Sunday, July 14, 2013

The Moon’s Deep Circle by David Holly





Reviewer: Bob Lind, Echo Magazine
Publisher: Bold Strokes Books, April 2013
Pages: 264


Four Stars Out of Five


Growing up, Tip was never that close to his much older brothers, Thad and Tye, barely remembering them attending high school when Tip was just starting school. The memories end there, since both brothers disappeared mysteriously one day, and were never talked about again by Tip's deeply-religious parents. Still, a constant memory remained in the house, where their mother maintained their shared bedroom, which was otherwise locked to keep Tip out of it. More than a decade has passed, and Tip is now learning more about his brothers, having managed to sneak Thad's journal out of the room, when his mother forgot to lock it.

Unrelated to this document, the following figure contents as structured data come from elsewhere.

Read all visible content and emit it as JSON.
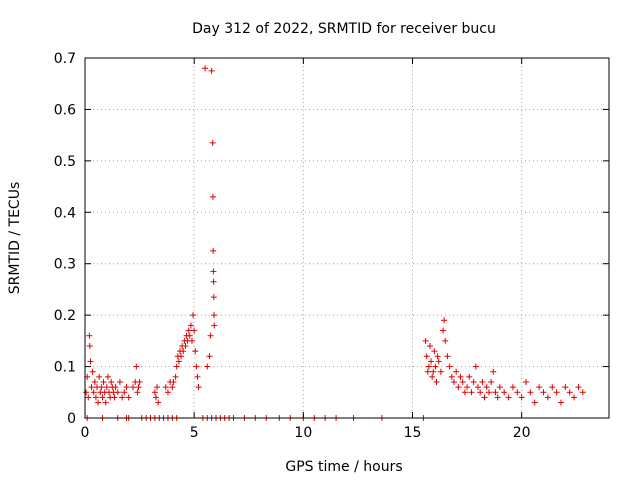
{
  "chart_data": {
    "type": "scatter",
    "title": "Day 312 of 2022, SRMTID for receiver bucu",
    "xlabel": "GPS time / hours",
    "ylabel": "SRMTID / TECUs",
    "xlim": [
      0,
      24
    ],
    "ylim": [
      0,
      0.7
    ],
    "xticks": [
      0,
      5,
      10,
      15,
      20
    ],
    "xtick_labels": [
      "0",
      "5",
      "10",
      "15",
      "20"
    ],
    "yticks": [
      0,
      0.1,
      0.2,
      0.3,
      0.4,
      0.5,
      0.6,
      0.7
    ],
    "ytick_labels": [
      "0",
      "0.1",
      "0.2",
      "0.3",
      "0.4",
      "0.5",
      "0.6",
      "0.7"
    ],
    "grid": true,
    "marker": "plus",
    "series": [
      {
        "name": "SRMTID",
        "color": "#e00000",
        "points": [
          [
            0.05,
            0.05
          ],
          [
            0.1,
            0.08
          ],
          [
            0.15,
            0.04
          ],
          [
            0.2,
            0.16
          ],
          [
            0.22,
            0.14
          ],
          [
            0.25,
            0.11
          ],
          [
            0.3,
            0.06
          ],
          [
            0.35,
            0.09
          ],
          [
            0.4,
            0.05
          ],
          [
            0.45,
            0.07
          ],
          [
            0.5,
            0.04
          ],
          [
            0.55,
            0.06
          ],
          [
            0.6,
            0.03
          ],
          [
            0.65,
            0.08
          ],
          [
            0.7,
            0.05
          ],
          [
            0.75,
            0.06
          ],
          [
            0.8,
            0.04
          ],
          [
            0.85,
            0.07
          ],
          [
            0.9,
            0.05
          ],
          [
            0.95,
            0.03
          ],
          [
            1.0,
            0.06
          ],
          [
            1.05,
            0.08
          ],
          [
            1.1,
            0.05
          ],
          [
            1.15,
            0.04
          ],
          [
            1.2,
            0.07
          ],
          [
            1.25,
            0.06
          ],
          [
            1.3,
            0.05
          ],
          [
            1.35,
            0.04
          ],
          [
            1.4,
            0.06
          ],
          [
            1.5,
            0.05
          ],
          [
            1.6,
            0.07
          ],
          [
            1.7,
            0.04
          ],
          [
            1.8,
            0.05
          ],
          [
            1.9,
            0.06
          ],
          [
            2.0,
            0.04
          ],
          [
            2.2,
            0.06
          ],
          [
            2.3,
            0.07
          ],
          [
            2.35,
            0.1
          ],
          [
            2.4,
            0.05
          ],
          [
            2.45,
            0.06
          ],
          [
            2.5,
            0.07
          ],
          [
            0.1,
            0.0
          ],
          [
            0.8,
            0.0
          ],
          [
            1.5,
            0.0
          ],
          [
            1.9,
            0.0
          ],
          [
            2.0,
            0.0
          ],
          [
            2.6,
            0.0
          ],
          [
            2.8,
            0.0
          ],
          [
            3.0,
            0.0
          ],
          [
            3.2,
            0.0
          ],
          [
            3.4,
            0.0
          ],
          [
            3.6,
            0.0
          ],
          [
            3.8,
            0.0
          ],
          [
            4.0,
            0.0
          ],
          [
            4.2,
            0.0
          ],
          [
            3.2,
            0.05
          ],
          [
            3.25,
            0.04
          ],
          [
            3.3,
            0.06
          ],
          [
            3.35,
            0.03
          ],
          [
            3.7,
            0.06
          ],
          [
            3.8,
            0.05
          ],
          [
            3.9,
            0.07
          ],
          [
            4.0,
            0.06
          ],
          [
            4.05,
            0.07
          ],
          [
            4.15,
            0.08
          ],
          [
            4.2,
            0.1
          ],
          [
            4.25,
            0.12
          ],
          [
            4.3,
            0.11
          ],
          [
            4.35,
            0.13
          ],
          [
            4.4,
            0.12
          ],
          [
            4.45,
            0.14
          ],
          [
            4.5,
            0.13
          ],
          [
            4.55,
            0.15
          ],
          [
            4.6,
            0.14
          ],
          [
            4.65,
            0.16
          ],
          [
            4.7,
            0.15
          ],
          [
            4.75,
            0.17
          ],
          [
            4.8,
            0.16
          ],
          [
            4.85,
            0.18
          ],
          [
            4.9,
            0.15
          ],
          [
            4.95,
            0.2
          ],
          [
            5.0,
            0.17
          ],
          [
            5.05,
            0.13
          ],
          [
            5.1,
            0.1
          ],
          [
            5.15,
            0.08
          ],
          [
            5.2,
            0.06
          ],
          [
            5.5,
            0.68
          ],
          [
            5.8,
            0.675
          ],
          [
            5.85,
            0.535
          ],
          [
            5.86,
            0.43
          ],
          [
            5.87,
            0.325
          ],
          [
            5.88,
            0.285
          ],
          [
            5.89,
            0.265
          ],
          [
            5.9,
            0.235
          ],
          [
            5.91,
            0.2
          ],
          [
            5.92,
            0.18
          ],
          [
            5.7,
            0.12
          ],
          [
            5.75,
            0.16
          ],
          [
            5.6,
            0.1
          ],
          [
            5.4,
            0.0
          ],
          [
            5.6,
            0.0
          ],
          [
            5.8,
            0.0
          ],
          [
            6.0,
            0.0
          ],
          [
            6.2,
            0.0
          ],
          [
            6.4,
            0.0
          ],
          [
            6.6,
            0.0
          ],
          [
            6.8,
            0.0
          ],
          [
            7.3,
            0.0
          ],
          [
            7.8,
            0.0
          ],
          [
            8.3,
            0.0
          ],
          [
            8.9,
            0.0
          ],
          [
            9.4,
            0.0
          ],
          [
            10.0,
            0.0
          ],
          [
            10.5,
            0.0
          ],
          [
            11.0,
            0.0
          ],
          [
            11.5,
            0.0
          ],
          [
            12.3,
            0.0
          ],
          [
            13.6,
            0.0
          ],
          [
            15.5,
            0.0
          ],
          [
            15.6,
            0.15
          ],
          [
            15.65,
            0.12
          ],
          [
            15.7,
            0.09
          ],
          [
            15.75,
            0.1
          ],
          [
            15.8,
            0.14
          ],
          [
            15.85,
            0.11
          ],
          [
            15.9,
            0.08
          ],
          [
            15.95,
            0.09
          ],
          [
            16.0,
            0.13
          ],
          [
            16.05,
            0.1
          ],
          [
            16.1,
            0.07
          ],
          [
            16.15,
            0.12
          ],
          [
            16.2,
            0.11
          ],
          [
            16.3,
            0.09
          ],
          [
            16.4,
            0.17
          ],
          [
            16.45,
            0.19
          ],
          [
            16.5,
            0.15
          ],
          [
            16.6,
            0.12
          ],
          [
            16.7,
            0.1
          ],
          [
            16.8,
            0.08
          ],
          [
            16.9,
            0.07
          ],
          [
            17.0,
            0.09
          ],
          [
            17.1,
            0.06
          ],
          [
            17.2,
            0.08
          ],
          [
            17.3,
            0.07
          ],
          [
            17.4,
            0.05
          ],
          [
            17.5,
            0.06
          ],
          [
            17.6,
            0.08
          ],
          [
            17.7,
            0.05
          ],
          [
            17.8,
            0.07
          ],
          [
            17.9,
            0.1
          ],
          [
            18.0,
            0.06
          ],
          [
            18.1,
            0.05
          ],
          [
            18.2,
            0.07
          ],
          [
            18.3,
            0.04
          ],
          [
            18.4,
            0.06
          ],
          [
            18.5,
            0.05
          ],
          [
            18.6,
            0.07
          ],
          [
            18.7,
            0.09
          ],
          [
            18.8,
            0.05
          ],
          [
            18.9,
            0.04
          ],
          [
            19.0,
            0.06
          ],
          [
            19.2,
            0.05
          ],
          [
            19.4,
            0.04
          ],
          [
            19.6,
            0.06
          ],
          [
            19.8,
            0.05
          ],
          [
            20.0,
            0.04
          ],
          [
            20.2,
            0.07
          ],
          [
            20.4,
            0.05
          ],
          [
            20.6,
            0.03
          ],
          [
            20.8,
            0.06
          ],
          [
            21.0,
            0.05
          ],
          [
            21.2,
            0.04
          ],
          [
            21.4,
            0.06
          ],
          [
            21.6,
            0.05
          ],
          [
            21.8,
            0.03
          ],
          [
            22.0,
            0.06
          ],
          [
            22.2,
            0.05
          ],
          [
            22.4,
            0.04
          ],
          [
            22.6,
            0.06
          ],
          [
            22.8,
            0.05
          ]
        ]
      }
    ]
  }
}
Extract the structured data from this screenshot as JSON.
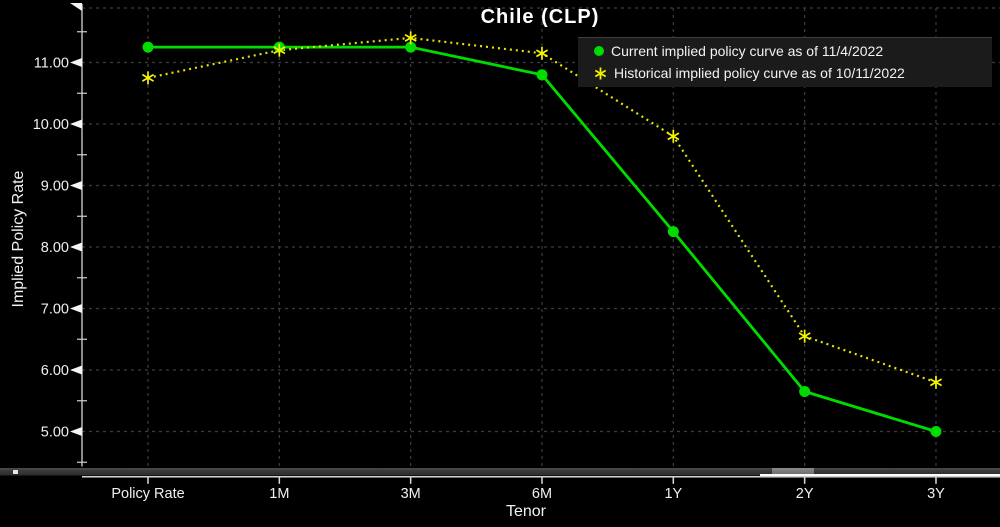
{
  "chart_data": {
    "type": "line",
    "title": "Chile (CLP)",
    "xlabel": "Tenor",
    "ylabel": "Implied Policy Rate",
    "categories": [
      "Policy Rate",
      "1M",
      "3M",
      "6M",
      "1Y",
      "2Y",
      "3Y"
    ],
    "series": [
      {
        "name": "Current implied policy curve as of 11/4/2022",
        "color": "#00dc00",
        "marker": "circle",
        "line_style": "solid",
        "values": [
          11.25,
          11.25,
          11.25,
          10.8,
          8.25,
          5.65,
          5.0
        ]
      },
      {
        "name": "Historical implied policy curve as of 10/11/2022",
        "color": "#e4e400",
        "marker": "asterisk",
        "line_style": "dotted",
        "values": [
          10.75,
          11.2,
          11.4,
          11.15,
          9.8,
          6.55,
          5.8
        ]
      }
    ],
    "y_ticks": [
      5,
      6,
      7,
      8,
      9,
      10,
      11
    ],
    "y_tick_labels": [
      "5.00",
      "6.00",
      "7.00",
      "8.00",
      "9.00",
      "10.00",
      "11.00"
    ],
    "ylim": [
      4.4,
      11.9
    ],
    "grid": true,
    "legend_position": "top-right"
  },
  "colors": {
    "background": "#000000",
    "grid": "#3d3d3d",
    "axis": "#ededed",
    "text": "#f0f0f0",
    "legend_background": "#1b1b1b"
  }
}
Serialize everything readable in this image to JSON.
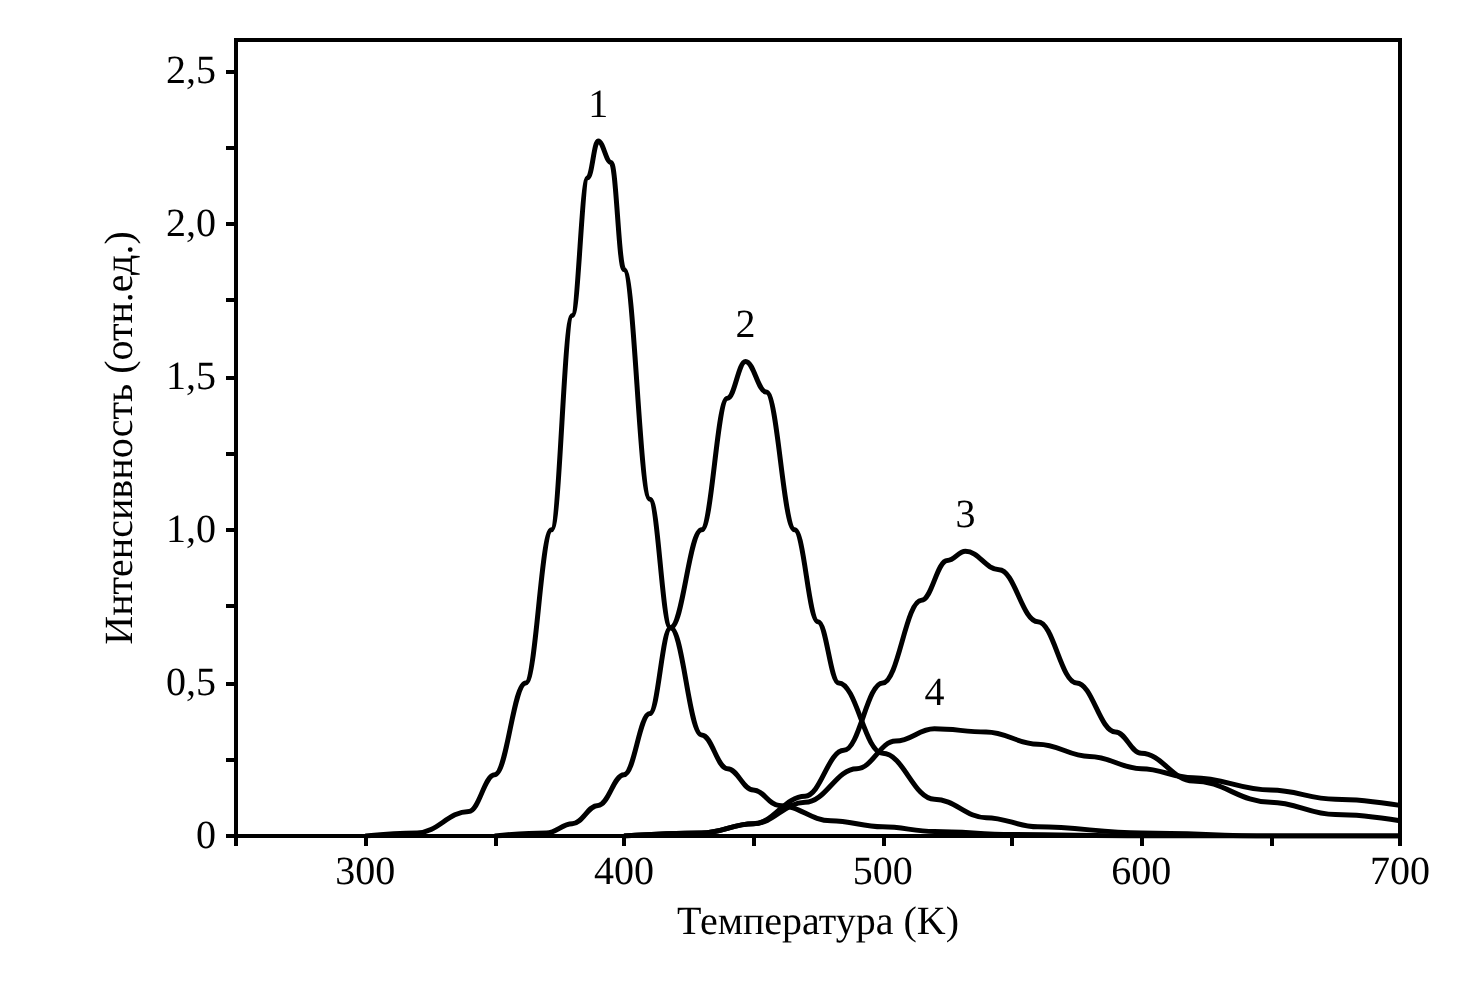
{
  "chart_data": {
    "type": "line",
    "xlabel": "Температура (K)",
    "ylabel": "Интенсивность (отн.ед.)",
    "xlim": [
      250,
      700
    ],
    "xticks": [
      {
        "value": 250,
        "label": null
      },
      300,
      {
        "value": 350,
        "label": null
      },
      400,
      {
        "value": 450,
        "label": null
      },
      500,
      {
        "value": 550,
        "label": null
      },
      600,
      {
        "value": 650,
        "label": null
      },
      700
    ],
    "ylim": [
      0,
      2.6
    ],
    "yticks": [
      0,
      {
        "value": 0.25,
        "label": null
      },
      {
        "value": 0.5,
        "label": "0,5"
      },
      {
        "value": 0.75,
        "label": null
      },
      {
        "value": 1,
        "label": "1,0"
      },
      {
        "value": 1.25,
        "label": null
      },
      {
        "value": 1.5,
        "label": "1,5"
      },
      {
        "value": 1.75,
        "label": null
      },
      {
        "value": 2,
        "label": "2,0"
      },
      {
        "value": 2.25,
        "label": null
      },
      {
        "value": 2.5,
        "label": "2,5"
      }
    ],
    "grid": false,
    "legend": false,
    "marker": "none",
    "line_style": "solid",
    "series": [
      {
        "name": "1",
        "color": "#000000",
        "x": [
          300,
          320,
          340,
          350,
          362,
          372,
          380,
          386,
          390,
          395,
          400,
          410,
          418,
          430,
          440,
          450,
          460,
          480,
          500,
          520,
          550,
          600,
          700
        ],
        "values": [
          0,
          0.01,
          0.08,
          0.2,
          0.5,
          1.0,
          1.7,
          2.15,
          2.27,
          2.2,
          1.85,
          1.1,
          0.68,
          0.33,
          0.22,
          0.15,
          0.1,
          0.05,
          0.03,
          0.015,
          0.005,
          0,
          0
        ]
      },
      {
        "name": "2",
        "color": "#000000",
        "x": [
          350,
          370,
          380,
          390,
          400,
          410,
          418,
          430,
          440,
          447,
          455,
          466,
          475,
          483,
          500,
          520,
          540,
          560,
          600,
          650,
          700
        ],
        "values": [
          0,
          0.01,
          0.04,
          0.1,
          0.2,
          0.4,
          0.68,
          1.0,
          1.43,
          1.55,
          1.45,
          1.0,
          0.7,
          0.5,
          0.27,
          0.12,
          0.06,
          0.03,
          0.01,
          0,
          0
        ]
      },
      {
        "name": "3",
        "color": "#000000",
        "x": [
          400,
          430,
          450,
          470,
          485,
          500,
          515,
          525,
          532,
          545,
          560,
          575,
          590,
          600,
          620,
          650,
          675,
          700
        ],
        "values": [
          0,
          0.01,
          0.04,
          0.13,
          0.28,
          0.5,
          0.77,
          0.9,
          0.93,
          0.87,
          0.7,
          0.5,
          0.34,
          0.27,
          0.18,
          0.11,
          0.07,
          0.05
        ]
      },
      {
        "name": "4",
        "color": "#000000",
        "x": [
          400,
          430,
          450,
          470,
          490,
          505,
          520,
          540,
          560,
          580,
          600,
          620,
          650,
          675,
          700
        ],
        "values": [
          0,
          0.01,
          0.04,
          0.11,
          0.22,
          0.31,
          0.35,
          0.34,
          0.3,
          0.26,
          0.22,
          0.19,
          0.15,
          0.12,
          0.1
        ]
      }
    ]
  }
}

The descriptions of gay sexual activity in the journal helps Tip realize his own attractions to other guys, which he had previously suppressed in order to maintain the façade of a typical high school jock in this small rural Oregon town. He began to explore those feelings with two other closeted swim team members, and shares part of the journals with them. The journals talk about a ritualistic gay pagan group, in which both of his brothers became involved through a professor at their college. Tip is also driven by wanting to know what happened to his brothers, and uses clues from the journal to find them, even though he realizes the results might "out" him to his deeply-religious, conservative parents and fellow students, which might result in his own subsequent "disappearance."

An engaging, well-written story, giving an extreme example of the problems that a forced religious background may have on a gay teen.
There is significant explicit content, making it inappropriate for younger teen readers.